Hello, I have encountered some problems in three conversion passes with same error with message failed to legalize operation 'xxx' that was explicitly marked illegal.
The reasons for this error are similar: the code target.addIllegalDialect<XXX>() makes some operations cannot be converted are marked illegal.
#bug 1: ConvertMathToLibmPass
When i use cmd mlir-opt -convert-math-to-libm, i got an error : failed to legalize operation.
I think the problem is that the pass -convert-math-to-libm does not legitimize some operations (e.g., math.powf,math.floor,math.log), and this code target.addIllegalDialect<math::MathDialect>() in ConvertMathToLibmPass makes these operations are marked illegal.
/home/ty/test.mlir:8:8: error: failed to legalize operation 'math.powf' that was explicitly marked illegal
%0 = math.powf %arg0, %c : f32
^
#bug 2: BufferizationToMemRefPass
BufferizationToMemRefPass can only handle bufferization.clone, and set the BufferizationDialect illegal after conversion by target.addIllegalDialect<bufferization::BufferizationDialect>().
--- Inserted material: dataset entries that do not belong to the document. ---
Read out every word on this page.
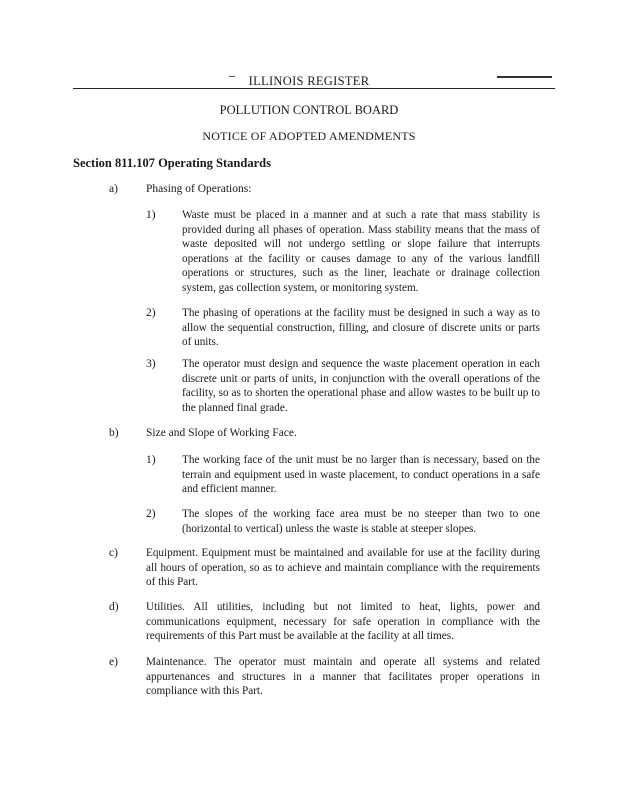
ILLINOIS REGISTER
POLLUTION CONTROL BOARD
NOTICE OF ADOPTED AMENDMENTS
Section 811.107 Operating Standards
a) Phasing of Operations:
1) Waste must be placed in a manner and at such a rate that mass stability is provided during all phases of operation. Mass stability means that the mass of waste deposited will not undergo settling or slope failure that interrupts operations at the facility or causes damage to any of the various landfill operations or structures, such as the liner, leachate or drainage collection system, gas collection system, or monitoring system.
2) The phasing of operations at the facility must be designed in such a way as to allow the sequential construction, filling, and closure of discrete units or parts of units.
3) The operator must design and sequence the waste placement operation in each discrete unit or parts of units, in conjunction with the overall operations of the facility, so as to shorten the operational phase and allow wastes to be built up to the planned final grade.
b) Size and Slope of Working Face.
1) The working face of the unit must be no larger than is necessary, based on the terrain and equipment used in waste placement, to conduct operations in a safe and efficient manner.
2) The slopes of the working face area must be no steeper than two to one (horizontal to vertical) unless the waste is stable at steeper slopes.
c)	Equipment. Equipment must be maintained and available for use at the facility during all hours of operation, so as to achieve and maintain compliance with the requirements of this Part.
d) Utilities. All utilities, including but not limited to heat, lights, power and communications equipment, necessary for safe operation in compliance with the requirements of this Part must be available at the facility at all times.
e)	Maintenance. The operator must maintain and operate all systems and related appurtenances and structures in a manner that facilitates proper operations in compliance with this Part.
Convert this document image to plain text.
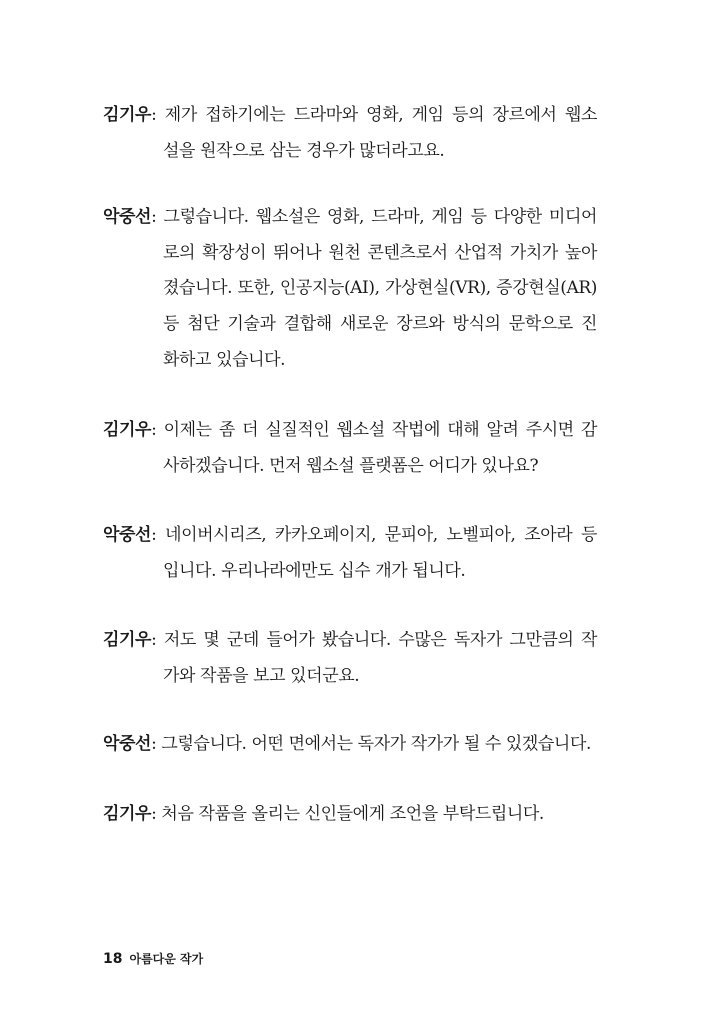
김기우: 제가 접하기에는 드라마와 영화, 게임 등의 장르에서 웹소
설을 원작으로 삼는 경우가 많더라고요.
악중선: 그렇습니다. 웹소설은 영화, 드라마, 게임 등 다양한 미디어
로의 확장성이 뛰어나 원천 콘텐츠로서 산업적 가치가 높아
졌습니다. 또한, 인공지능(AI), 가상현실(VR), 증강현실(AR)
등 첨단 기술과 결합해 새로운 장르와 방식의 문학으로 진
화하고 있습니다.
김기우: 이제는 좀 더 실질적인 웹소설 작법에 대해 알려 주시면 감
사하겠습니다. 먼저 웹소설 플랫폼은 어디가 있나요?
악중선: 네이버시리즈, 카카오페이지, 문피아, 노벨피아, 조아라 등
입니다. 우리나라에만도 십수 개가 됩니다.
김기우: 저도 몇 군데 들어가 봤습니다. 수많은 독자가 그만큼의 작
가와 작품을 보고 있더군요.
악중선: 그렇습니다. 어떤 면에서는 독자가 작가가 될 수 있겠습니다.
김기우: 처음 작품을 올리는 신인들에게 조언을 부탁드립니다.
18 아름다운 작가
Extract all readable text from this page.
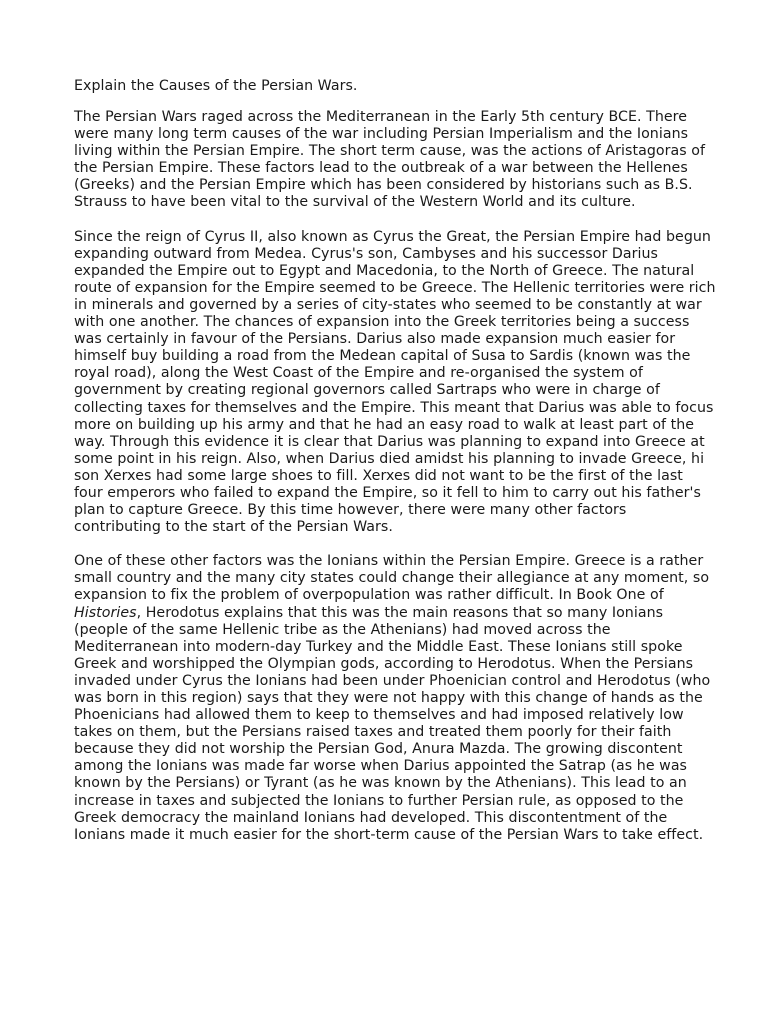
Explain the Causes of the Persian Wars.

The Persian Wars raged across the Mediterranean in the Early 5th century BCE. There were many long term causes of the war including Persian Imperialism and the Ionians living within the Persian Empire. The short term cause, was the actions of Aristagoras of the Persian Empire. These factors lead to the outbreak of a war between the Hellenes (Greeks) and the Persian Empire which has been considered by historians such as B.S. Strauss to have been vital to the survival of the Western World and its culture.

Since the reign of Cyrus II, also known as Cyrus the Great, the Persian Empire had begun expanding outward from Medea. Cyrus's son, Cambyses and his successor Darius expanded the Empire out to Egypt and Macedonia, to the North of Greece. The natural route of expansion for the Empire seemed to be Greece. The Hellenic territories were rich in minerals and governed by a series of city-states who seemed to be constantly at war with one another. The chances of expansion into the Greek territories being a success was certainly in favour of the Persians. Darius also made expansion much easier for himself buy building a road from the Medean capital of Susa to Sardis (known was the royal road), along the West Coast of the Empire and re-organised the system of government by creating regional governors called Sartraps who were in charge of collecting taxes for themselves and the Empire. This meant that Darius was able to focus more on building up his army and that he had an easy road to walk at least part of the way. Through this evidence it is clear that Darius was planning to expand into Greece at some point in his reign. Also, when Darius died amidst his planning to invade Greece, hi son Xerxes had some large shoes to fill. Xerxes did not want to be the first of the last four emperors who failed to expand the Empire, so it fell to him to carry out his father's plan to capture Greece. By this time however, there were many other factors contributing to the start of the Persian Wars.

One of these other factors was the Ionians within the Persian Empire. Greece is a rather small country and the many city states could change their allegiance at any moment, so expansion to fix the problem of overpopulation was rather difficult. In Book One of Histories, Herodotus explains that this was the main reasons that so many Ionians (people of the same Hellenic tribe as the Athenians) had moved across the Mediterranean into modern-day Turkey and the Middle East. These Ionians still spoke Greek and worshipped the Olympian gods, according to Herodotus. When the Persians invaded under Cyrus the Ionians had been under Phoenician control and Herodotus (who was born in this region) says that they were not happy with this change of hands as the Phoenicians had allowed them to keep to themselves and had imposed relatively low takes on them, but the Persians raised taxes and treated them poorly for their faith because they did not worship the Persian God, Anura Mazda. The growing discontent among the Ionians was made far worse when Darius appointed the Satrap (as he was known by the Persians) or Tyrant (as he was known by the Athenians). This lead to an increase in taxes and subjected the Ionians to further Persian rule, as opposed to the Greek democracy the mainland Ionians had developed. This discontentment of the Ionians made it much easier for the short-term cause of the Persian Wars to take effect.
The operation bufferization.to_memref cannot be converted and is marked as illegal, thus causing this error.
/home/ty/test.mlir:3:8: error: failed to legalize operation 'spv.Constant' that was explicitly marked illegal
%8 = spv.Constant [dense<3.0> : vector<2xf32>] : !spv.array<1xvector<2xf32>>
^
I think there may be some problems with the code design.
I have committed the three bugs mentioned above in github. Welcome to verify and discuss together.
Passes in MLIR are generally allowed to error out if their input doesn’t satisfy certain invariants, like presence or absence of certain ops. It all depends on the contract that the pass provides, e.g., A-to-B conversion passes may have a contract that there are no operations from the A dialect in the resulting IR. If they are unable to achieve this, an error is justified.
For conversion passes, it may also be reasonable to perform a partial conversion and leave the unhandled ops as is. This is up for maintainers of the respective passes.
Side note: some people view convert-A-to-B passes as testing infrastructure for the conversion patterns and expect MLIR clients to use the patterns directly instead of calling the passes.
I agree in the general sense, in the case of the “convert-math-to-libm” pass I’m not convinced we should error here: either we’re missing implementations for these conversions or we should mark these legal.